Meraih Penghargaan SATU Indonesia Awards 2022


Untuk melestarikan budaya Indonesia dan memperkenalkannya ke seluruh dunia melalui produk-produk Semilir Ecoprint tentu saja tidak di-handle sendiri oleh Mbak Fira. Melainka, aa juga mengajak warga sekitar seperti ibu-ibu di kampungnya untuk ikut memproduksi berbagai macam produk fashion hingga souvenir.
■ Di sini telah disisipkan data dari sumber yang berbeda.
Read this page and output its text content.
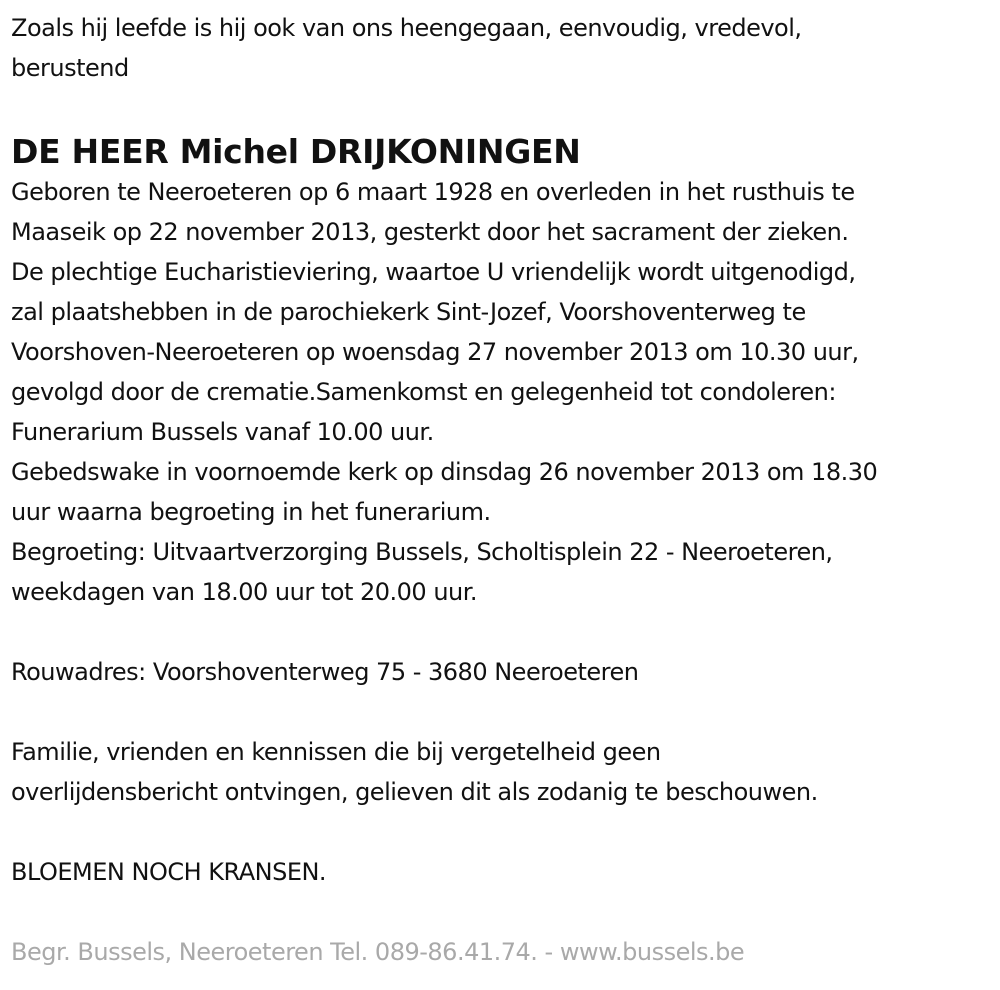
Zoals hij leefde is hij ook van ons heengegaan, eenvoudig, vredevol,

berustend

DE HEER Michel DRIJKONINGEN

Geboren te Neeroeteren op 6 maart 1928 en overleden in het rusthuis te

Maaseik op 22 november 2013, gesterkt door het sacrament der zieken.

De plechtige Eucharistieviering, waartoe U vriendelijk wordt uitgenodigd,

zal plaatshebben in de parochiekerk Sint-Jozef, Voorshoventerweg te

Voorshoven-Neeroeteren op woensdag 27 november 2013 om 10.30 uur,

gevolgd door de crematie.Samenkomst en gelegenheid tot condoleren:

Funerarium Bussels vanaf 10.00 uur.

Gebedswake in voornoemde kerk op dinsdag 26 november 2013 om 18.30

uur waarna begroeting in het funerarium.

Begroeting: Uitvaartverzorging Bussels, Scholtisplein 22 - Neeroeteren,

weekdagen van 18.00 uur tot 20.00 uur.

Rouwadres: Voorshoventerweg 75 - 3680 Neeroeteren

Familie, vrienden en kennissen die bij vergetelheid geen

overlijdensbericht ontvingen, gelieven dit als zodanig te beschouwen.

BLOEMEN NOCH KRANSEN.

Begr. Bussels, Neeroeteren Tel. 089-86.41.74. - www.bussels.be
Selain mengajak masyarakat untuk ikut serta terlibat dalam proses pembuatan produk, Mbak Fira melalui Semilir Ecoprint juga sering membuka pelatihan-pelatihan bagi masyarakat dengan tujuan agar, masyarakat bisa menyadari akan pentingnya produk berkelanjutan yang menggunakan bahan-bahan alami untuk menjaga lingkungan.
Kiprah Mbak Fira dalam berwirausaha dengan mengedepankan produk-produk yang berkelanjutan serta kepedulian dan perhatiannya terhadap dampak lingkungan, belakangan telah membawanya menjadi salah satu pemenang pada ajang SATU Indonesia Award 2022 di bidang Kewirausahaan yang diadakan oleh PT Astra International Tbk.

Terpilihnya Mbak Fira sebagai salah satu pemenang membuatnya berbesar hati dan lebih bersemangat. Karena menurutnya, upayanya untuk memperkenalkan kain lantung dan mempertahankan sustainability kain yang merupakan salah satu warisan budaya Indonesia ini, akan terasa lebih mudah dan ringan jika ada dukungan dari berbagai pihak seperti yang dilakukan oleh PT Astra International Tbk melalui ajang SATU Indonesia Award ini.

Ia berharap, penghargaan ini bisa membantunya menyelesaikan masalah lingkungan yang timbul akibat produksi kain Lantung, terutama di wilayah produksi kain tersebut.